Chinese Vice Premier Li Keqiang recognizes the need for his country to address the issue urgently, Kerry said today at the end of his visit to the country. The two governments will start scientific research into clean energy, while the U.S. will transfer technology to China with sufficient protection for intellectual property rights, the U.S. senator said.
“It’s unequivocally the most constructive and productive discussions I’ve ever had with Chinese officials” involved in environmental issues in 20 years, Kerry said at a press conference in Beijing. “I’m very optimistic about the possibility of producing something positive.”
The comments by Kerry, chairman of the Senate Foreign Relations Committee, are a sign that the top two producers of climate-altering greenhouse gases may be closer to resolving differences that otherwise may imperil a treaty the United Nations is trying to broker to stem global warming.
The former U.S. presidential candidate’s remarks tally with those two days ago by U.S. Energy Secretary Steven Chu, who told reporters in London that “China’s leadership does know the consequences of climate change.” Chu said the U.S. was prepared to act before China in order to end the historic “standoff” between the two countries in forging the new international climate agreement by December in Copenhagen.
40% Reduction
Developing countries including China propose that industrialized countries such as the U.S. to cut emissions by at least 40 percent from 1990 levels by 2020.
“China understands that we can’t achieve this 40 percent target under the current economic circumstances,” Kerry said. “If we start with something realistic, we can achieve it and I think China will accept a more realistic goal by the U.S.”
China was the world’s biggest emitter of greenhouse gases from burning oil, coal and natural gas in 2006, followed by the U.S., according to U.S. Department of Energy data on Bloomberg.
U.S. lawmaker James Sensenbrenner, part of a House of Representatives delegation that is also in Beijing to meet with Chinese officials on global warming, struck a sharply critical note in remarks to reporters today.
Sensenbrenner Skeptical
Talks this week have left him “less than optimistic,” said Sensenbrenner, a Wisconsin Republican and the ranking member of the House Select Committee on Global Warming and Energy Independence. “It’s business as usual for China. The message that I received was that China was going to do it their way regardless of what the rest of the world negotiates in Copenhagen.”
Sensenbrenner pointed out that China’s goal of cutting carbon-dioxide emissions per unit of economic output in fact would allow China to increase emissions even as the Asian nation calls on other countries to reduce output below a certain level.

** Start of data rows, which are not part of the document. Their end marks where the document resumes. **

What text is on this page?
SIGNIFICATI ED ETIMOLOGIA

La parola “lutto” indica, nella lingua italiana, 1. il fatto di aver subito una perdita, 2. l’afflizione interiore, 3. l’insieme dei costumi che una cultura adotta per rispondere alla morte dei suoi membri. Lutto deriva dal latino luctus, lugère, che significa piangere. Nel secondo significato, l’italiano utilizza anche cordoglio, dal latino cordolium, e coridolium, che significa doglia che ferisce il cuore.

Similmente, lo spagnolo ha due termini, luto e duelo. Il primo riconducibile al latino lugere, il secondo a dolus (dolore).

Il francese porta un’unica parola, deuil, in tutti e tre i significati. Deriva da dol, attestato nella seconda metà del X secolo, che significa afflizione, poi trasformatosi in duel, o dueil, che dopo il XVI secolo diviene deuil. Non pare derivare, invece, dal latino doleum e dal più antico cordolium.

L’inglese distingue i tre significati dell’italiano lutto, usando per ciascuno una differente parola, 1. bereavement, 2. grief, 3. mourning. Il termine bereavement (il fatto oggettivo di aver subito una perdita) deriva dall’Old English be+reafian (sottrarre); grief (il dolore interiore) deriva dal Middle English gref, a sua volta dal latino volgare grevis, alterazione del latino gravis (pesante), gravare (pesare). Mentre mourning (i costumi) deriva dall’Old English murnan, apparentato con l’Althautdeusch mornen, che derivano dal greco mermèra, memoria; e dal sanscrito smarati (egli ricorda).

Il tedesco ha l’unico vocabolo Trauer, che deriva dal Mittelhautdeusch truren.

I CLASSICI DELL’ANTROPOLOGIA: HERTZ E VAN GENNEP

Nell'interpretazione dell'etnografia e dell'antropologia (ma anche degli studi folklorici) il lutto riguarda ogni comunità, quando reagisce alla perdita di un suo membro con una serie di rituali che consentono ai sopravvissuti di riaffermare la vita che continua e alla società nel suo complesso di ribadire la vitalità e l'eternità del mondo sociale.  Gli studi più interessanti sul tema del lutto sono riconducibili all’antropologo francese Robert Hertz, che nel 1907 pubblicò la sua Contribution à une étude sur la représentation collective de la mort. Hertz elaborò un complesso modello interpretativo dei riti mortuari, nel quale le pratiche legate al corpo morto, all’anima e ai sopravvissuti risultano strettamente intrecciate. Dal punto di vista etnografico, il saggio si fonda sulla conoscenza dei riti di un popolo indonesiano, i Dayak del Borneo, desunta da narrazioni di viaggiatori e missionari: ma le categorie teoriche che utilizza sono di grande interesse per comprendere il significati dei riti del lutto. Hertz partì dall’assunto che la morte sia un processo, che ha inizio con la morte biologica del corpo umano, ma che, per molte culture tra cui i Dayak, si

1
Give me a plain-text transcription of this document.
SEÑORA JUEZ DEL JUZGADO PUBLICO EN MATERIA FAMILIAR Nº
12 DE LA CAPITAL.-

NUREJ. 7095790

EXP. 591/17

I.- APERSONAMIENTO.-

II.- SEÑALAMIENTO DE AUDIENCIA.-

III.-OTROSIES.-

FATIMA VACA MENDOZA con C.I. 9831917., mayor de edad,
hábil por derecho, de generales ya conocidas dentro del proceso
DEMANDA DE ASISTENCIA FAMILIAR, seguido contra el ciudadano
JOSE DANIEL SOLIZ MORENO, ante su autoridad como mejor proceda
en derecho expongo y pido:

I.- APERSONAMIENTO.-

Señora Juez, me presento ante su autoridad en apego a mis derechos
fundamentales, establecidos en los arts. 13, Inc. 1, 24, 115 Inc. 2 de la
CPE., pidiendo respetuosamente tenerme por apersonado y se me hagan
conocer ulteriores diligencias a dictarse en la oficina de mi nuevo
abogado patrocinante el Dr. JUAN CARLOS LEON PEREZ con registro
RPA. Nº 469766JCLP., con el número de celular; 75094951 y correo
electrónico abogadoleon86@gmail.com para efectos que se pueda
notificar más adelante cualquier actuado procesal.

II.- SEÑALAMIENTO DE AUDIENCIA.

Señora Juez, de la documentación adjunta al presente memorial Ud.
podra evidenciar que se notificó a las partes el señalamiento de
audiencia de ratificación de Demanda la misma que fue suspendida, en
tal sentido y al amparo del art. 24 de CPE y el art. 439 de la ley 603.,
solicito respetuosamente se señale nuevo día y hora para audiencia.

Underscoring Kerry’s optimism, the Chinese president’s special envoy on climate change Xie Zhenhua wrote in a May 27 South China Morning Post editorial that China views global warming as more serious than the world financial crisis.

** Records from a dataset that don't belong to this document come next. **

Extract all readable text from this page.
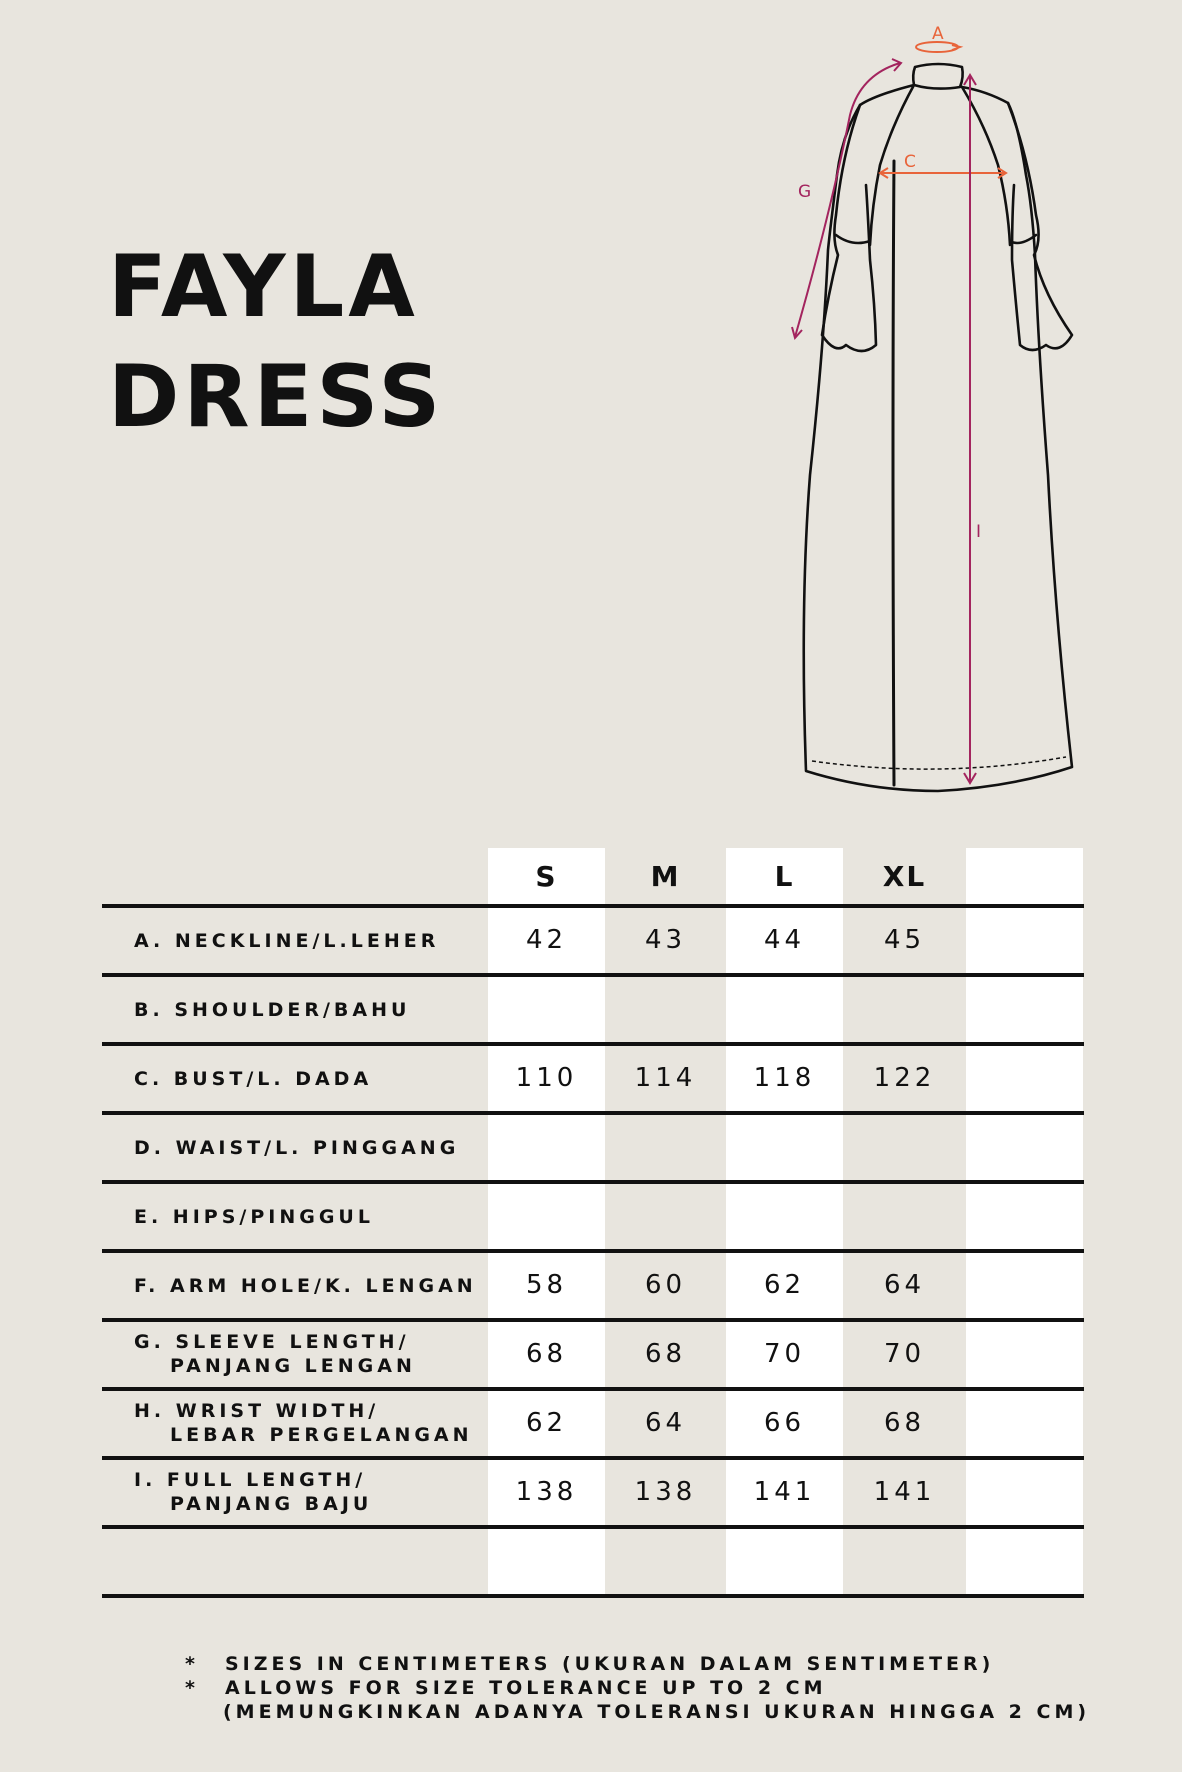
FAYLA
DRESS
A
C
G
I
S	M	L	XL
A. NECKLINE/L.LEHER	42	43	44	45
B. SHOULDER/BAHU
C. BUST/L. DADA	110	114	118	122
D. WAIST/L. PINGGANG
E. HIPS/PINGGUL
F. ARM HOLE/K. LENGAN	58	60	62	64
G. SLEEVE LENGTH/

PANJANG LENGAN	68	68	70	70
H. WRIST WIDTH/

LEBAR PERGELANGAN	62	64	66	68
I. FULL LENGTH/

PANJANG BAJU	138	138	141	141
* SIZES IN CENTIMETERS (UKURAN DALAM SENTIMETER)
* ALLOWS FOR SIZE TOLERANCE UP TO 2 CM
(MEMUNGKINKAN ADANYA TOLERANSI UKURAN HINGGA 2 CM)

“The global financial crisis has, no doubt, exacerbated the challenge of climate change,” Xie wrote. “Since climate change is a more far-reaching and serious challenge, the world must not waver in its determination and commitment to address it.”
‘Take the Lead’
Xie told an audience of business leaders and politicians in Copenhagen on May 24 that the U.S. and other industrialized nations will have to “take the lead” in greenhouse gas reductions and cut emissions between 25 percent and 40 percent by 2020. He also demanded money and technology to adapt to climate change, while promising to increase the use of nuclear and renewable power.
Kerry said a key hurdle to an agreement is defining the “common and differentiated responsibility” to cut gases, using the UN phrase adopted to guide treaty talks since 187 nations met in Bali, Indonesia, in 2007. “Everybody has to agree to the common responsibility to cut emissions, at differentiated levels that each can support. These have to be measurable, reportable and verifiable.”

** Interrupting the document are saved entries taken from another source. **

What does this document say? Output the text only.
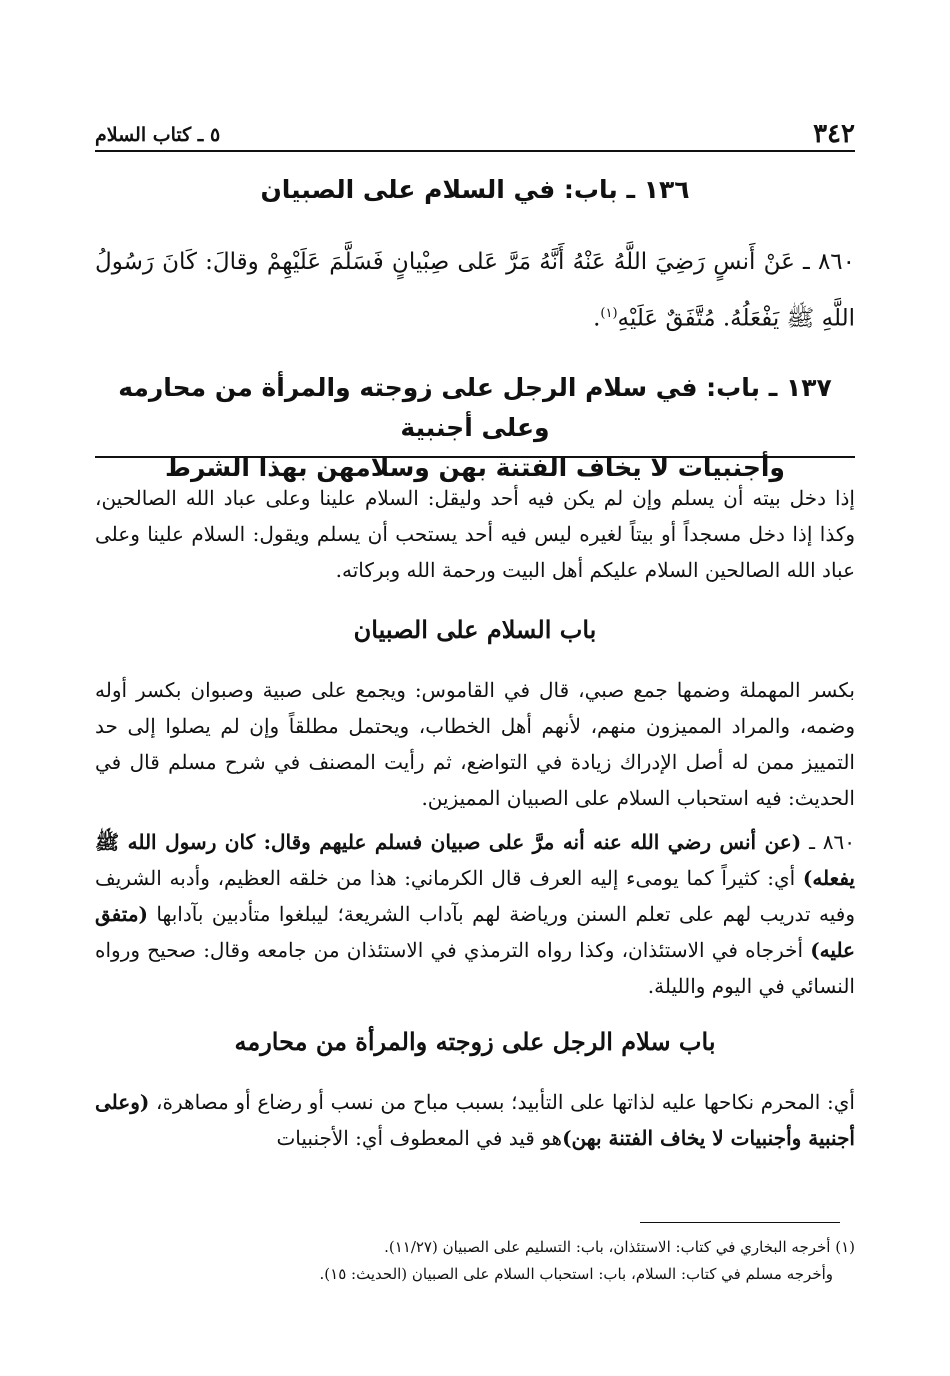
٣٤٢
٥ ـ كتاب السلام
١٣٦ ـ باب: في السلام على الصبيان
٨٦٠ ـ عَنْ أَنسٍ رَضِيَ اللَّهُ عَنْهُ أَنَّهُ مَرَّ عَلى صِبْيانٍ فَسَلَّمَ عَلَيْهِمْ وقالَ: كَانَ رَسُولُ اللَّهِ ﷺ يَفْعَلُهُ. مُتَّفَقٌ عَلَيْهِ$^{(١)}$.
١٣٧ ـ باب: في سلام الرجل على زوجته والمرأة من محارمه وعلى أجنبية
وأجنبيات لا يخاف الفتنة بهن وسلامهن بهذا الشرط

إذا دخل بيته أن يسلم وإن لم يكن فيه أحد وليقل: السلام علينا وعلى عباد الله الصالحين، وكذا إذا دخل مسجداً أو بيتاً لغيره ليس فيه أحد يستحب أن يسلم ويقول: السلام علينا وعلى عباد الله الصالحين السلام عليكم أهل البيت ورحمة الله وبركاته.

باب السلام على الصبيان

بكسر المهملة وضمها جمع صبي، قال في القاموس: ويجمع على صبية وصبوان بكسر أوله وضمه، والمراد المميزون منهم، لأنهم أهل الخطاب، ويحتمل مطلقاً وإن لم يصلوا إلى حد التمييز ممن له أصل الإدراك زيادة في التواضع، ثم رأيت المصنف في شرح مسلم قال في الحديث: فيه استحباب السلام على الصبيان المميزين.

٨٦٠ ـ (عن أنس رضي الله عنه أنه مرَّ على صبيان فسلم عليهم وقال: كان رسول الله ﷺ يفعله) أي: كثيراً كما يومىء إليه العرف قال الكرماني: هذا من خلقه العظيم، وأدبه الشريف وفيه تدريب لهم على تعلم السنن ورياضة لهم بآداب الشريعة؛ ليبلغوا متأدبين بآدابها (متفق عليه) أخرجاه في الاستئذان، وكذا رواه الترمذي في الاستئذان من جامعه وقال: صحيح ورواه النسائي في اليوم والليلة.

باب سلام الرجل على زوجته والمرأة من محارمه

أي: المحرم نكاحها عليه لذاتها على التأبيد؛ بسبب مباح من نسب أو رضاع أو مصاهرة، (وعلى أجنبية وأجنبيات لا يخاف الفتنة بهن)هو قيد في المعطوف أي: الأجنبيات

(١) أخرجه البخاري في كتاب: الاستئذان، باب: التسليم على الصبيان (١١/٢٧).
وأخرجه مسلم في كتاب: السلام، باب: استحباب السلام على الصبيان (الحديث: ١٥).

China has the capacity to meet goals to reduce emissions, Kerry said. The country has already tripled the nation’s capacity for wind-generated energy, closed hundreds of dilapidated power plants and enacted vehicle-emission standards far more stringent than the U.S.
“All of these measures that China has already undertaken are measurable, reportable and verifiable,” Kerry said. “So it’s not hard” for China to meet its target, he said.